“Sinners in the Hands of an Angry God” is a renowned sermon presented by Jonathan Edwards in Enfield, Connecticut, on July 8, 1741. It portrays God’s anger and the dangerous state of sinners, stressing their reliance on God’s mercy to escape eternal condemnation. Edwards employs striking imagery and powerful language to alert his audience to the perils of sin and the necessity of repentance.
The delivery of this sermon acted as a trigger for the First Great Awakening. Similar to Edwards’ other writings, it intertwines graphic depictions of sinners’ perpetual suffering in the hellish flames with reflections on the world and references from the Bible. This is Edwards’ most well-known sermon, aptly reflecting his preaching method. It is extensively examined by both Christians and historians, offering insight into the theology of the First Great Awakening around 1730–1755.
This sermon is a profoundly impactful part of the Great Awakening, highlighting God’s wrath against nonbelievers after death and the terrifying reality of a fiery Hell. The main message is that God grants individuals the opportunity to confess their sins. According to Edwards, it is solely God’s will that prevents wicked individuals from being seized by the devil and his minions and thrown into Hell – “like greedy hungry lions that see their prey and anticipate having it, but are temporarily held back [by God’s hand].” Humanity’s efforts to avoid falling into the “bottomless gulf” due to the overwhelming “weight and pressure towards hell” are futile and no more effective than “a spider’s web would be in stopping a falling rock.” This grace from God has afforded humans the opportunity to believe in and rely on Christ. Throughout, Edwards employs diverse and striking imagery to convey this core theme.
Most of the sermon’s text consists of ten “considerations”:
- God may cast wicked men into Hell at any given moment.
- The wicked deserve to be cast into Hell. Divine justice does not prevent God from destroying the wicked at any moment.
- The wicked, at this moment, suffer under God’s condemnation to Hell.
- The wicked, on earth—at this very moment—suffer a sample of the torments of Hell. The wicked must not think, simply because they are not physically in Hell, that God (in whose hand the wicked now reside) is not—at this very moment—as angry with them as he is with those he is now tormenting in Hell, and who—at this very moment—feel and bear the fierceness of his wrath.
- At any moment God shall permit him, Satan stands ready to fall upon the wicked and seize them as his own.
- If it were not for God’s restraints, there are, in the souls of wicked men, hellish principles reigning which, presently, would kindle and flame out into hellfire.
- Simply because there are not visible means of death before them at any given moment, the wicked should not feel secure.
- Simply because it is natural to care for oneself or to think that others may care for them, men should not think themselves safe from God’s wrath.
- All that wicked men may do to save themselves from Hell’s pains shall afford them nothing if they continue to reject Christ.
- God has never promised to save mankind from Hell, except for those contained in Christ through the covenant of Grace.

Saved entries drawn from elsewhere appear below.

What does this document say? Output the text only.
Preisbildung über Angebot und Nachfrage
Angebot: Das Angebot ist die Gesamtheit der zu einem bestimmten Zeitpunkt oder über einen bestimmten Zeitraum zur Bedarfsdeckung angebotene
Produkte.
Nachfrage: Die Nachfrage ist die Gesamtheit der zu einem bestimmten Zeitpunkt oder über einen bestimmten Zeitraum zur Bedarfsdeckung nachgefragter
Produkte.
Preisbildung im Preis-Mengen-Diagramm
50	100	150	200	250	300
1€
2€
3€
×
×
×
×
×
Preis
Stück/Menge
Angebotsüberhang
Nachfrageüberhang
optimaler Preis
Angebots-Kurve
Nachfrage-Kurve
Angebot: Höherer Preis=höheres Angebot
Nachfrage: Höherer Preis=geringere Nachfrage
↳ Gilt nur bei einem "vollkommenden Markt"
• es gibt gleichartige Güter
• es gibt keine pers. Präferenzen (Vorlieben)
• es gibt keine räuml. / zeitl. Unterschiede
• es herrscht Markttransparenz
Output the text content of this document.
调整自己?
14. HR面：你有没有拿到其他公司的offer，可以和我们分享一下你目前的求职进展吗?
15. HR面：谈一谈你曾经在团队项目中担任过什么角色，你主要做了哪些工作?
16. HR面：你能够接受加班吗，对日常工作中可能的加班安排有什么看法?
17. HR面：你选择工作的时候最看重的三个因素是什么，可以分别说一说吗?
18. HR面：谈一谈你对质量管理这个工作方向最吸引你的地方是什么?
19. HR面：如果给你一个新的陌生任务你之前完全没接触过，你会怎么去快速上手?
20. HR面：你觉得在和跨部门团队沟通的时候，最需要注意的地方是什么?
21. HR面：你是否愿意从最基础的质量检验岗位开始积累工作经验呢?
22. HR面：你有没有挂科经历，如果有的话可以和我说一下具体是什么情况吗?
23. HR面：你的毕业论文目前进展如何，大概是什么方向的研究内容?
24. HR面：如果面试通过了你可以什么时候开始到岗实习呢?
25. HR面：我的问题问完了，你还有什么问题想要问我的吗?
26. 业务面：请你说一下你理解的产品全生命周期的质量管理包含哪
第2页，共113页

In the concluding part of “Sinners in the Hands of an Angry God,” Edwards demonstrates that his theological reasoning is consistent across scripture and biblical history. He references various stories and examples from the Bible. Edwards concludes the sermon with a compelling invitation: “Therefore let everyone that is out of Christ, now awake and fly from the wrath to come.” According to Edwards and the Bible, the only way to evade the fate he describes is by returning to Christ.
“Unconverted men walk over the pit of hell on a rotten covering.”
Jonathan Edwards, Sinners in the Hands of an Angry God
“That the reason why they are not fallen already and do not fall now is only that God’s appointed time is not come. For it is said, that when that due time, or appointed time comes, their foot shall slide. Then they shall be left to fall, as they are inclined by their own weight. God will not hold them up in these slippery places any longer, but will let them go; and then, at that very instant, they shall fall into destruction; as he that stands on such slippery declining ground, on the edge of a pit, he cannot stand alone, when he is let go he immediately falls and is lost.”
Jonathan Edwards, Sinners in the Hands of an Angry God
“The bow of God’s wrath is bent, and the arrow made ready on the string, and justice bends the arrow at your heart, and strains the bow, and it is nothing but the mere pleasure of God, and that of an angry God, without any promise or obligation at all, that keeps the arrow one moment from being made drunk with your blood.”
Jonathan Edwards, Sinners in the Hands of an Angry God
“What are we, that we should think to stand before him, at whose rebuke the earth trembles, and before whom the rocks are thrown down?”